Em janeiro, Lula foi a Montevidéu com a missão de evitar o acordo entre Uruguai e China – segundo o professor Luiz Faria, a visita foi bem-sucedida. “É importante preservar a unidade do Mercosul. Mas o Uruguai teria mais a perder do que a ganhar saindo do bloco”, afirma. 

De certo modo, o próprio governo uruguaio reconhece que a negociação conjunta tende a ser mais benéfica no longo prazo, mas vem pressionando por discordar das taxas alfandegárias que existem atualmente. “A decisão uruguaia é avançar com um Tratado de Livre Comércio. Se for com o Mercosul é melhor, todos sabem da força que (os países do bloco) podem ter juntos”, reconheceu o presidente Luis Lacalle Pou em janeiro, deixando as portas abertas tanto a uma negociação conjunta quanto à sequência das conversas independentes.

O Mercosul como um todo também seria prejudicado na saída do Uruguai: a política atual do bloco é de ampliação. Atualmente, a Bolívia está em estágio avançado de negociação para deixar de ser um estado associado e passar a fazer parte como membro pleno do Mercosul – falta apenas a aprovação do Congresso brasileiro para tanto. 

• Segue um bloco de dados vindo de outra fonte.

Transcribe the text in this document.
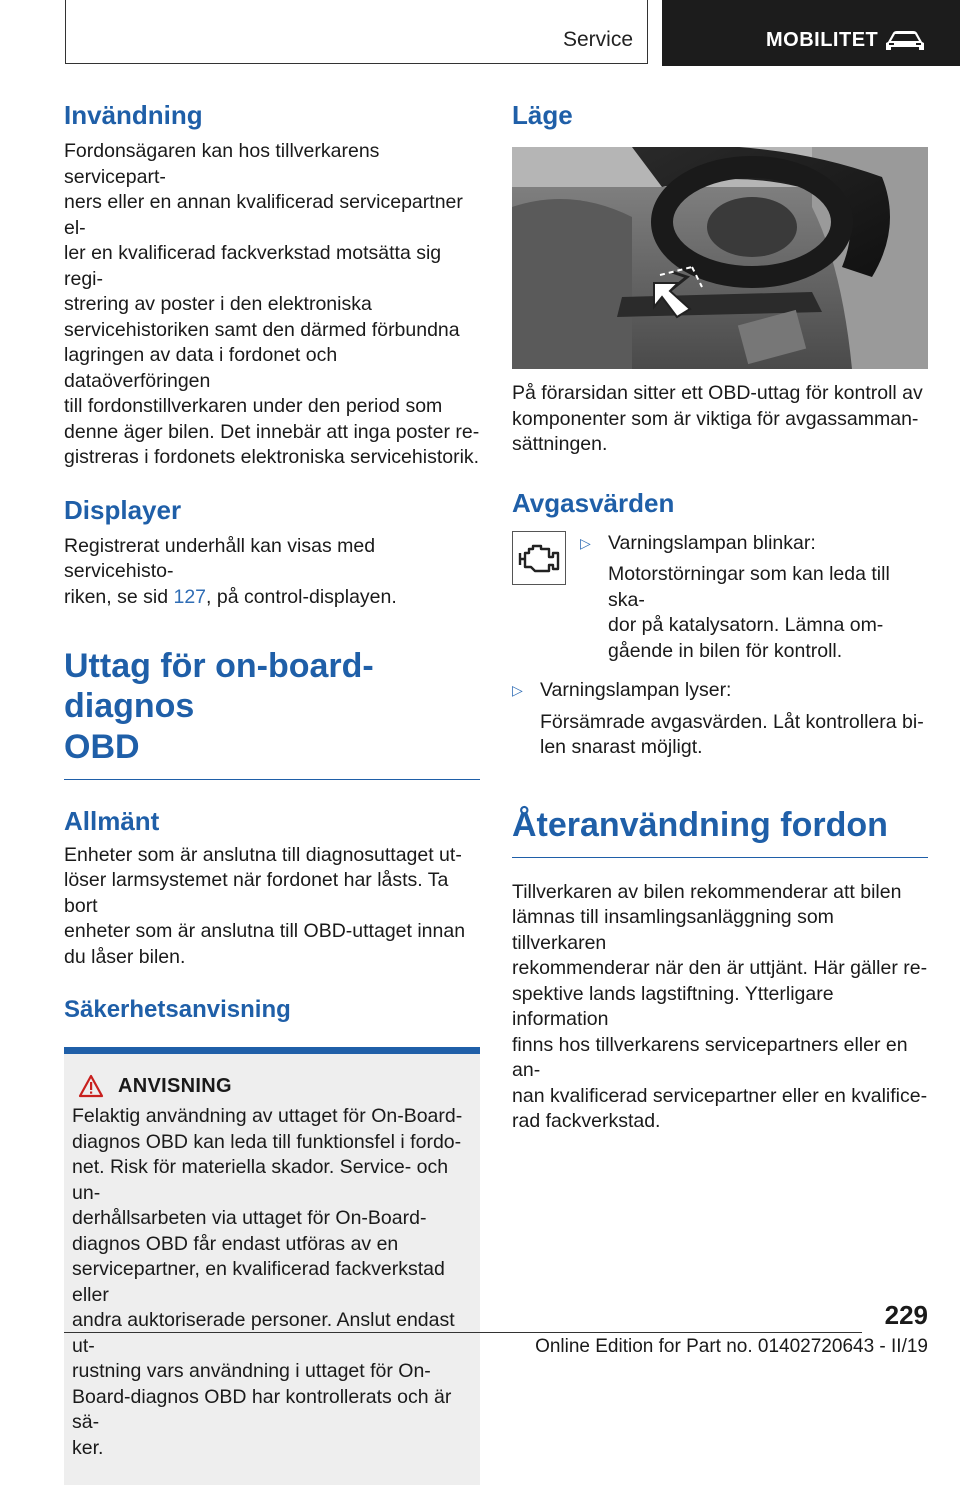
Service	MOBILITET
Invändning

Fordonsägaren kan hos tillverkarens servicepart-

ners eller en annan kvalificerad servicepartner el-

ler en kvalificerad fackverkstad motsätta sig regi-

strering av poster i den elektroniska

servicehistoriken samt den därmed förbundna

lagringen av data i fordonet och dataöverföringen

till fordonstillverkaren under den period som

denne äger bilen. Det innebär att inga poster re-

gistreras i fordonets elektroniska servicehistorik.

Displayer

Registrerat underhåll kan visas med servicehisto-

riken, se sid 127, på control-displayen.

Uttag för on-board-diagnos
OBD
Allmänt

Enheter som är anslutna till diagnosuttaget ut-

löser larmsystemet när fordonet har låsts. Ta bort

enheter som är anslutna till OBD-uttaget innan

du låser bilen.

Säkerhetsanvisning
ANVISNING

Felaktig användning av uttaget för On-Board-

diagnos OBD kan leda till funktionsfel i fordo-

net. Risk för materiella skador. Service- och un-

derhållsarbeten via uttaget för On-Board-

diagnos OBD får endast utföras av en

servicepartner, en kvalificerad fackverkstad eller

andra auktoriserade personer. Anslut endast ut-

rustning vars användning i uttaget för On-

Board-diagnos OBD har kontrollerats och är sä-

ker.

Läge

På förarsidan sitter ett OBD-uttag för kontroll av

komponenter som är viktiga för avgassamman-

sättningen.

Avgasvärden
▷ Varningslampan blinkar:

Motorstörningar som kan leda till ska-

dor på katalysatorn. Lämna om-

gående in bilen för kontroll.

▷ Varningslampan lyser:

Försämrade avgasvärden. Låt kontrollera bi-

len snarast möjligt.

Återanvändning fordon

Tillverkaren av bilen rekommenderar att bilen

lämnas till insamlingsanläggning som tillverkaren

rekommenderar när den är uttjänt. Här gäller re-

spektive lands lagstiftning. Ytterligare information

finns hos tillverkarens servicepartners eller en an-

nan kvalificerad servicepartner eller en kvalifice-

rad fackverkstad.

229
Online Edition for Part no. 01402720643 - II/19
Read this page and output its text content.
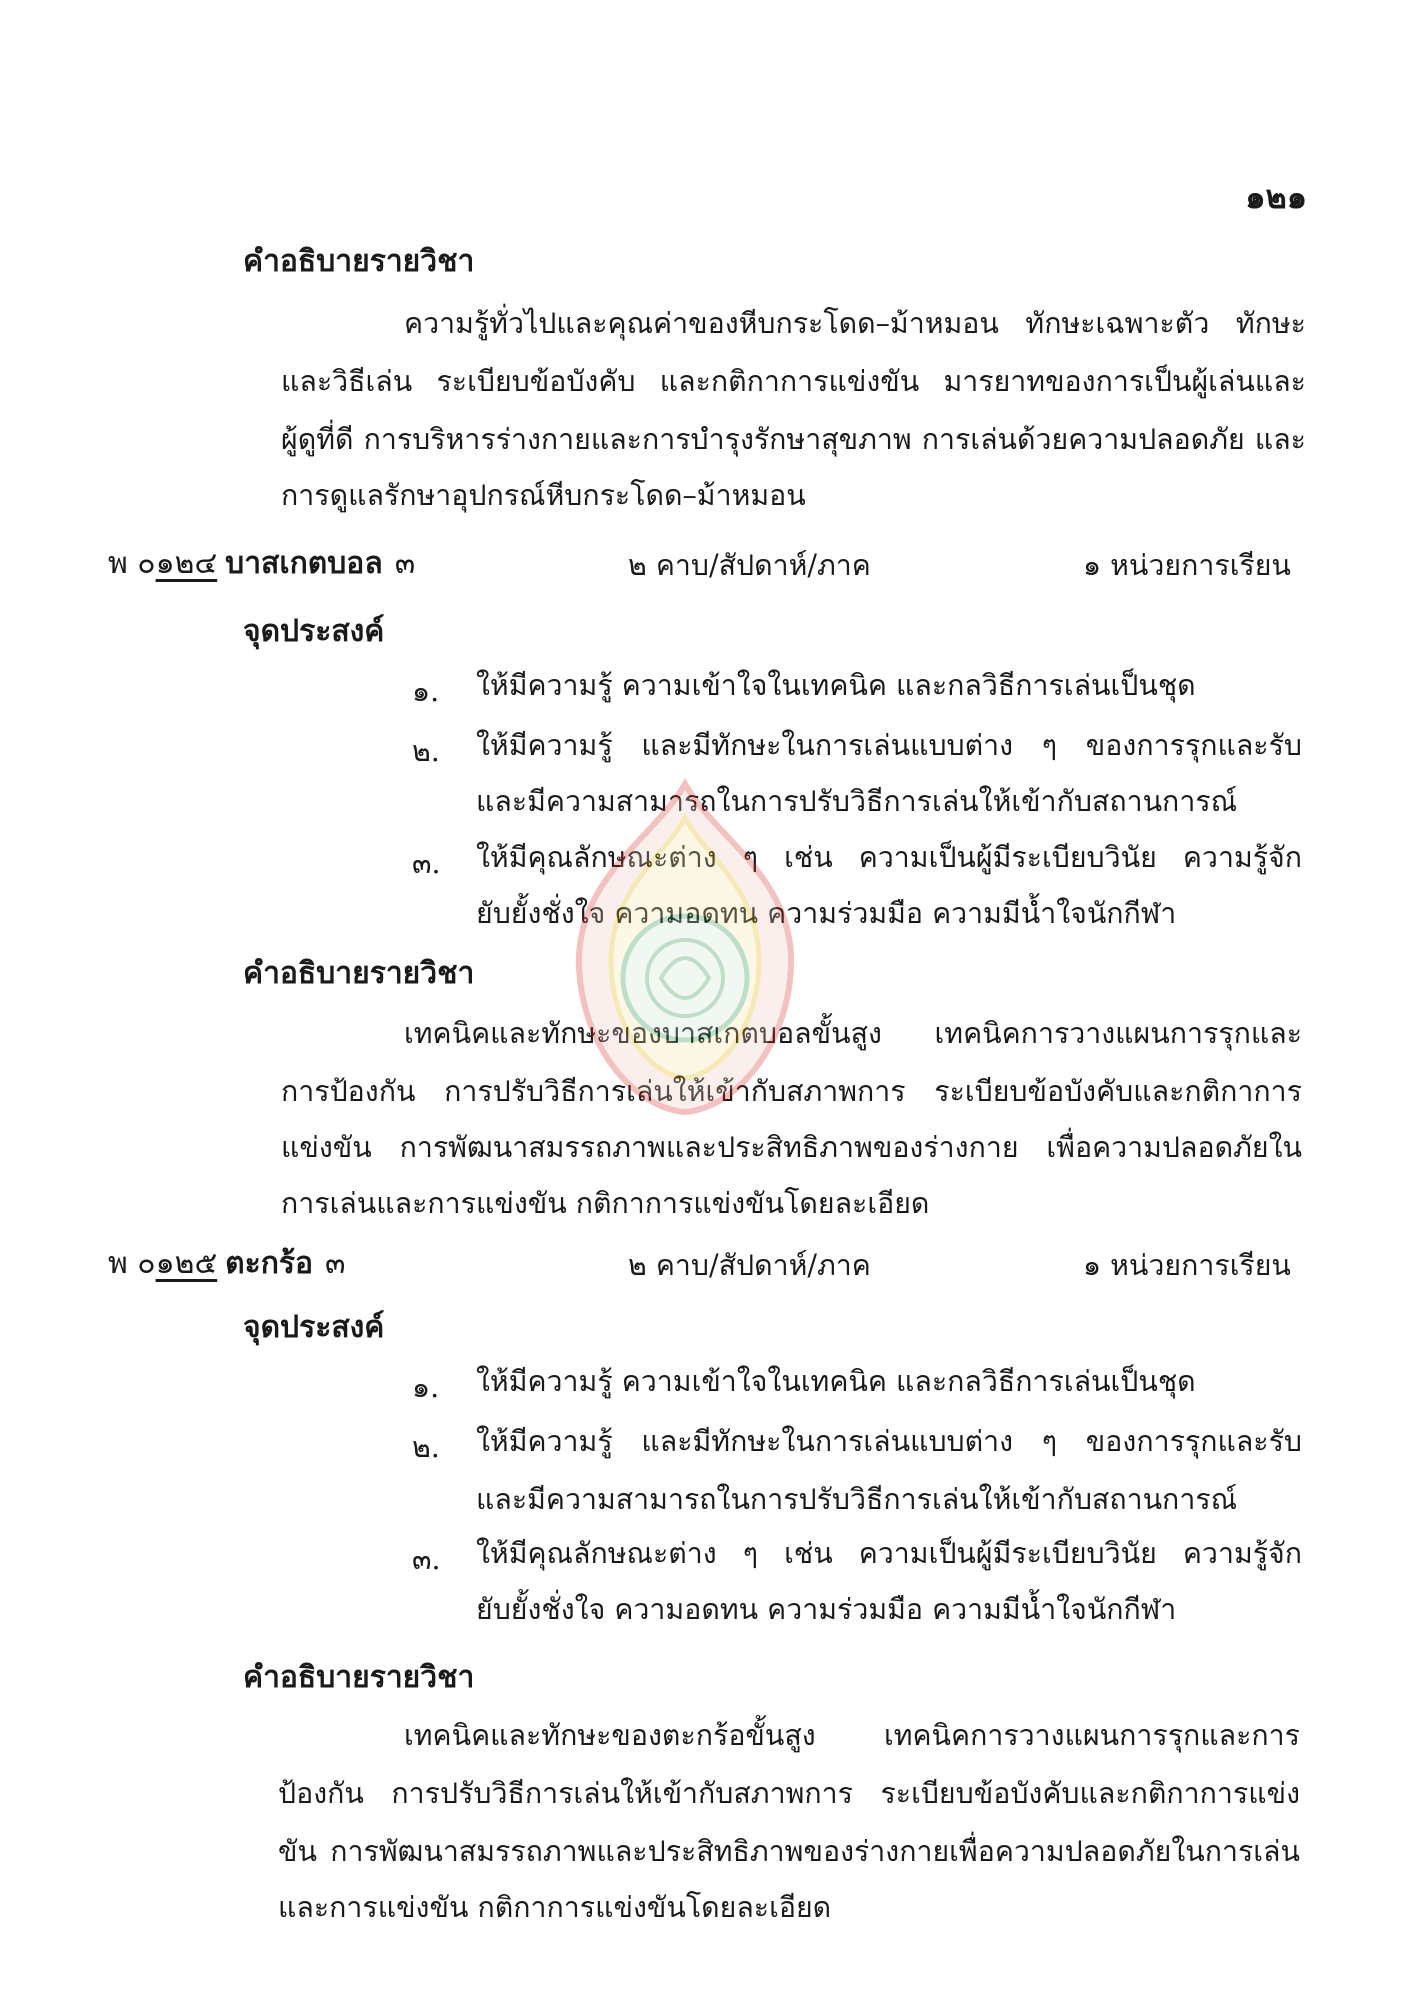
๑๒๑
คำอธิบายรายวิชา
ความรู้ทั่วไปและคุณค่าของหีบกระโดด–ม้าหมอน ทักษะเฉพาะตัว ทักษะ
และวิธีเล่น ระเบียบข้อบังคับ และกติกาการแข่งขัน มารยาทของการเป็นผู้เล่นและ
ผู้ดูที่ดี การบริหารร่างกายและการบำรุงรักษาสุขภาพ การเล่นด้วยความปลอดภัย และ
การดูแลรักษาอุปกรณ์หีบกระโดด–ม้าหมอน
พ ๐๑๒๔ บาสเกตบอล ๓	๒ คาบ/สัปดาห์/ภาค	๑ หน่วยการเรียน
จุดประสงค์
๑. ให้มีความรู้ ความเข้าใจในเทคนิค และกลวิธีการเล่นเป็นชุด
๒. ให้มีความรู้ และมีทักษะในการเล่นแบบต่าง ๆ ของการรุกและรับ
และมีความสามารถในการปรับวิธีการเล่นให้เข้ากับสถานการณ์
๓. ให้มีคุณลักษณะต่าง ๆ เช่น ความเป็นผู้มีระเบียบวินัย ความรู้จัก
ยับยั้งชั่งใจ ความอดทน ความร่วมมือ ความมีน้ำใจนักกีฬา
คำอธิบายรายวิชา
เทคนิคและทักษะของบาสเกตบอลขั้นสูง เทคนิคการวางแผนการรุกและ
การป้องกัน การปรับวิธีการเล่นให้เข้ากับสภาพการ ระเบียบข้อบังคับและกติกาการ
แข่งขัน การพัฒนาสมรรถภาพและประสิทธิภาพของร่างกาย เพื่อความปลอดภัยใน
การเล่นและการแข่งขัน กติกาการแข่งขันโดยละเอียด
พ ๐๑๒๕ ตะกร้อ ๓	๒ คาบ/สัปดาห์/ภาค	๑ หน่วยการเรียน
จุดประสงค์
๑. ให้มีความรู้ ความเข้าใจในเทคนิค และกลวิธีการเล่นเป็นชุด
๒. ให้มีความรู้ และมีทักษะในการเล่นแบบต่าง ๆ ของการรุกและรับ
และมีความสามารถในการปรับวิธีการเล่นให้เข้ากับสถานการณ์
๓. ให้มีคุณลักษณะต่าง ๆ เช่น ความเป็นผู้มีระเบียบวินัย ความรู้จัก
ยับยั้งชั่งใจ ความอดทน ความร่วมมือ ความมีน้ำใจนักกีฬา
คำอธิบายรายวิชา
เทคนิคและทักษะของตะกร้อขั้นสูง เทคนิคการวางแผนการรุกและการ
ป้องกัน การปรับวิธีการเล่นให้เข้ากับสภาพการ ระเบียบข้อบังคับและกติกาการแข่ง
ขัน การพัฒนาสมรรถภาพและประสิทธิภาพของร่างกายเพื่อความปลอดภัยในการเล่น
และการแข่งขัน กติกาการแข่งขันโดยละเอียด
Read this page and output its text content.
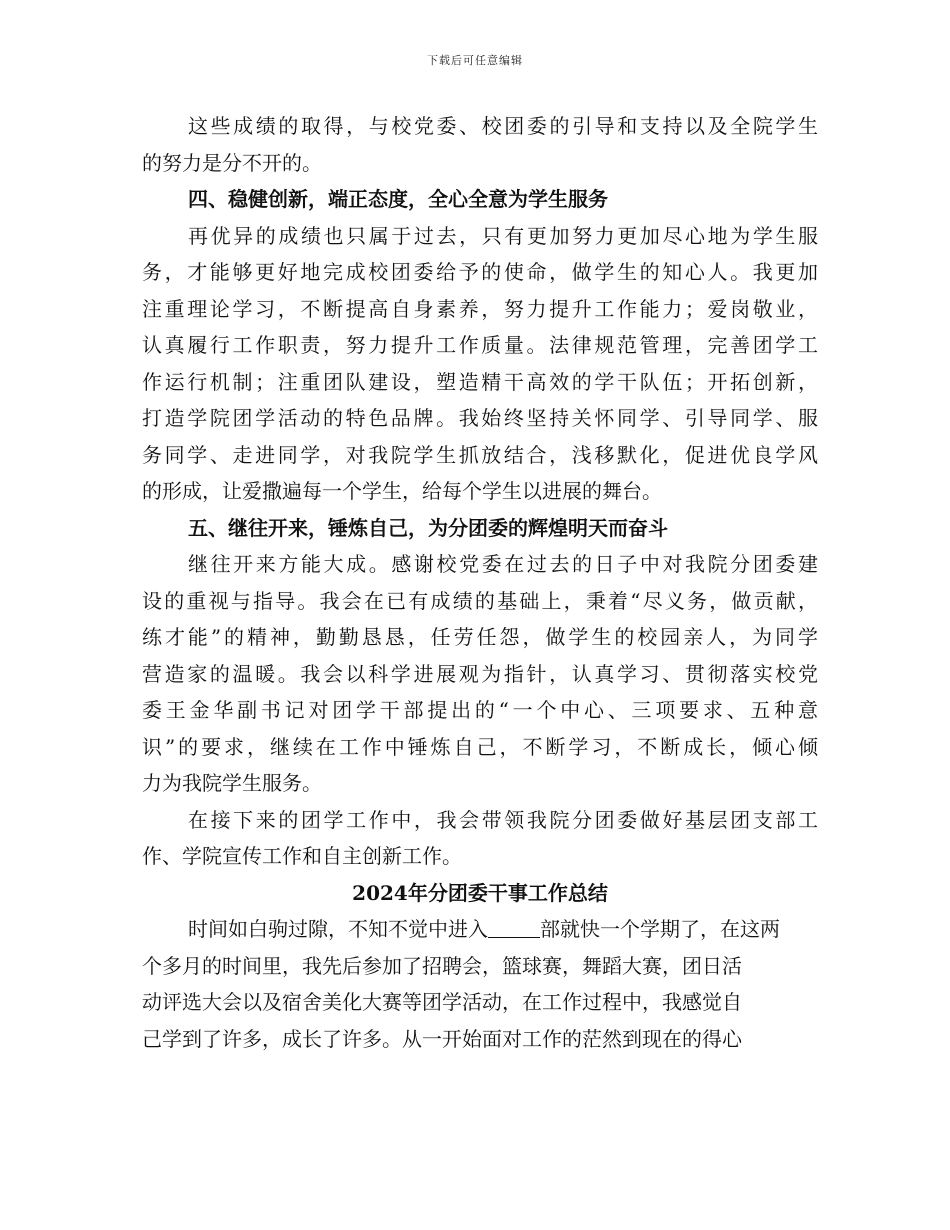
下载后可任意编辑
这些成绩的取得，与校党委、校团委的引导和支持以及全院学生
的努力是分不开的。
四、稳健创新，端正态度，全心全意为学生服务
再优异的成绩也只属于过去，只有更加努力更加尽心地为学生服
务，才能够更好地完成校团委给予的使命，做学生的知心人。我更加
注重理论学习，不断提高自身素养，努力提升工作能力；爱岗敬业，
认真履行工作职责，努力提升工作质量。法律规范管理，完善团学工
作运行机制；注重团队建设，塑造精干高效的学干队伍；开拓创新，
打造学院团学活动的特色品牌。我始终坚持关怀同学、引导同学、服
务同学、走进同学，对我院学生抓放结合，浅移默化，促进优良学风
的形成，让爱撒遍每一个学生，给每个学生以进展的舞台。
五、继往开来，锤炼自己，为分团委的辉煌明天而奋斗
继往开来方能大成。感谢校党委在过去的日子中对我院分团委建
设的重视与指导。我会在已有成绩的基础上，秉着“尽义务，做贡献，
练才能”的精神，勤勤恳恳，任劳任怨，做学生的校园亲人，为同学
营造家的温暖。我会以科学进展观为指针，认真学习、贯彻落实校党
委王金华副书记对团学干部提出的“一个中心、三项要求、五种意
识”的要求，继续在工作中锤炼自己，不断学习，不断成长，倾心倾
力为我院学生服务。
在接下来的团学工作中，我会带领我院分团委做好基层团支部工
作、学院宣传工作和自主创新工作。
2024年分团委干事工作总结
时间如白驹过隙，不知不觉中进入	部就快一个学期了，在这两
个多月的时间里，我先后参加了招聘会，篮球赛，舞蹈大赛，团日活
动评选大会以及宿舍美化大赛等团学活动，在工作过程中，我感觉自
己学到了许多，成长了许多。从一开始面对工作的茫然到现在的得心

A relação com outros países sul-americanos, com Lula na presidência, deve ser “radicalmente diferente” de como era com Bolsonaro, afirma Faria. “O governo anterior virou as costas para a América do Sul. Queria desenvolver relações com os Estados Unidos e a Europa Ocidental. Como era um governo que não tinha política industrial, o fato de a nossa indústria precisar do mercado da América do Sul não era importante para Bolsonaro”, afirma.

Uma das primeiras medidas que Lula tomou na direção contrária da postura do ex-presidente foi providenciar a volta do Brasil à União de Nações Sul-Americanas (Unasul), formalizada em 6 de abril. Em 2019, Bolsonaro havia retirado o Brasil da organização, estabelecida em 2008 para ser um espaço de “integração e união no âmbito cultural, social, econômico e político” entre seus países-membros. Um dos objetivos da Unasul é eliminar a desigualdade socioeconômica na região.